Statistical analysis
Statistical analyses were done within R version 4.2.2 (Team R
Development Core, 2022). First, we performed a principal component
analysis (PCA) on above- and below-ground plant traits where values of
individual traits were standardized using z-transformation by using the
function PCA from the FactoMinerR package(Csardi & Nepusz 2006). The
explained variance from the first two PCs and individual plant trait
loading weightage on them were extracted. To test the contribution of
PCA loadings, a combination of a threshold selected using the number of
dimensions (Richman 1988) and a bootstrapped eigenvector method
(Peres-Neto, Jackson & Somers 2003) were used. For plant traits and
bacterial diversity indices (ASV Richness, Shannon diversity, and
Pielou’s evenness), we performed linear models to test the main effects
of domestication (wild versus modern barley), soil microbiome (DSM
versus NSM), and their interactions. The step-wise data exploration
protocol from (Zuur, Ieno & Elphick 2010) was followed to avoid common
statistical errors in which, the mean-variance relationship from
residual plots was visually checked. Measured plant and bacterial
variables are presented as means with 95% confidence intervals that
were computed by using a non-parametric bootstrap resampling with 10,000
iterations. The 95% confidence intervals are referred to as
compatibility intervals (95% CI), henceforth (Amrhein & Greenland
2018; Berner & Amrhein 2022). Given the practice of usingp -values (α = 0.05) as dichotomous to test the null hypothesis
and to favor ‘statistically significant’ over ‘non-significant’ results,
we refrain from using the above-mentioned terms and mostly mentioned the
mean differences between treatments and effect sizes wherever possible
while interpreting our results (Halsey 2019; Berner & Amrhein 2022).

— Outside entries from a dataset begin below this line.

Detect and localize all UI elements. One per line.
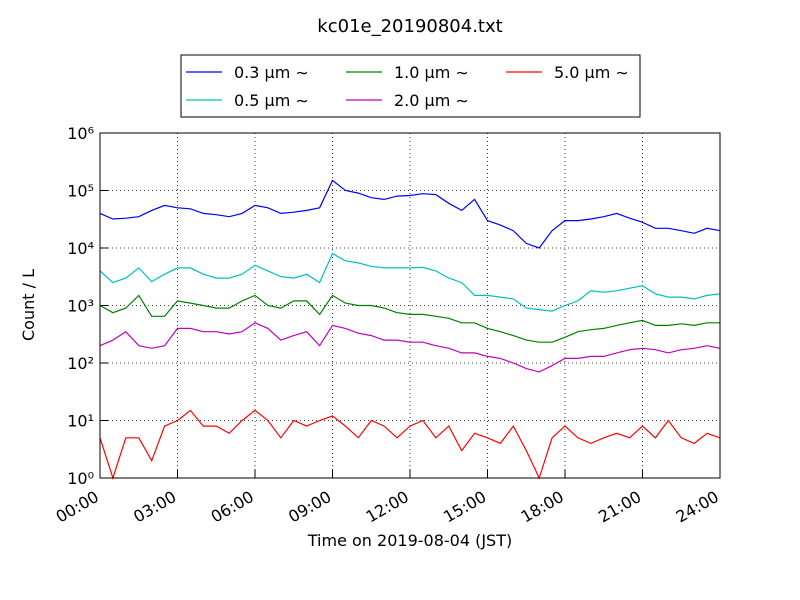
series-line xyxy=(99,179,721,249)
legend-label: 1.0 μm ∼ xyxy=(394,63,469,82)
y-tick-label: 10⁰ xyxy=(67,469,94,488)
legend-label: 2.0 μm ∼ xyxy=(394,91,469,110)
plot-frame xyxy=(99,132,721,479)
legend-label: 5.0 μm ∼ xyxy=(554,63,629,82)
y-axis-label: Count / L xyxy=(19,269,38,341)
chart-title: kc01e_20190804.txt xyxy=(317,16,502,37)
series-line xyxy=(99,409,721,480)
y-tick-label: 10³ xyxy=(67,297,94,316)
y-tick-label: 10⁶ xyxy=(67,124,94,143)
y-tick-label: 10⁴ xyxy=(67,239,94,258)
legend-label: 0.3 μm ∼ xyxy=(234,63,309,82)
series-line xyxy=(99,294,720,343)
y-tick-label: 10² xyxy=(67,354,94,373)
y-tick-label: 10¹ xyxy=(67,412,94,431)
legend-box xyxy=(180,54,641,118)
series-line xyxy=(99,322,721,373)
series-line xyxy=(99,252,721,312)
y-tick-label: 10⁵ xyxy=(67,182,94,201)
legend-label: 0.5 μm ∼ xyxy=(234,91,309,110)
x-axis-label: Time on 2019-08-04 (JST) xyxy=(307,531,512,550)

We performed network analysis to investigate how multiple plant traits
are interacting. In the network analysis, traits are assigned as nodes
and their connections as edges. We extracted network parameters such as
edge density, diameter, distance, and modularity which have clear
ecological significance (Flores-Moreno et al. 2019). For
instance, edge density is the ratio of present to total possible
connections, ranging from 0 to 1 and traits with higher edge density are
considered more efficient. Modularity determines connectivity among
trait modules where trait networks with higher modularity have tighter
traits within than between modules. Trait networks with shorter diameter
and mean distance imply stronger coordination among various traits. For
the trait-trait relationship, data was log-transformed followed by the
calculation of correlation coefficients for both wild and modern barley
separately for DSM and NSM. Trait network analysis was described by
significant correlation coefficients and illustrated by using the igraph
package (Csardi & Nepusz 2006). Network properties such as edge
density, network diameter, mean path length, and modularity were
extracted (He et al. 2020; Xie, Wang & Li 2022). We excluded
root AMF colonization data from correlation and trait networks as this
dataset was comprised of many zero values.
The effect of DSM verus NSM and wild versus modern barley on overall
bacterial community composition was analyzed via NMDS ordination of
weighted uniFrac distance and PERMANOVA using the ordinate and adonis2
function of the vegan package (Oksanen et al. 2022), whereas, for
the identification of biomarker taxa, a generalized linear model was
used from MASS package (Ripley 2023). Additionally, differences between
log2fold changes were calculated and both LEfSe (Linear discriminant
analysis Effect Size) and ANCOMBC (Analysis of Compositions of
Microbiomes with Bias Correction) were used to validate the results.
Multiple test correction was performed by p-value adjustment via the
Benjamini-Hochberg method. The core microbiome of barley species under
DSM and NSM was defined as genera occurring with 0.1% in at least 75%
of replicates. Plots were created in R using ggplot2 (Wickham et
al. 2023) and metacoder (Zachary, Grunwald & Gilmore 2023) packages.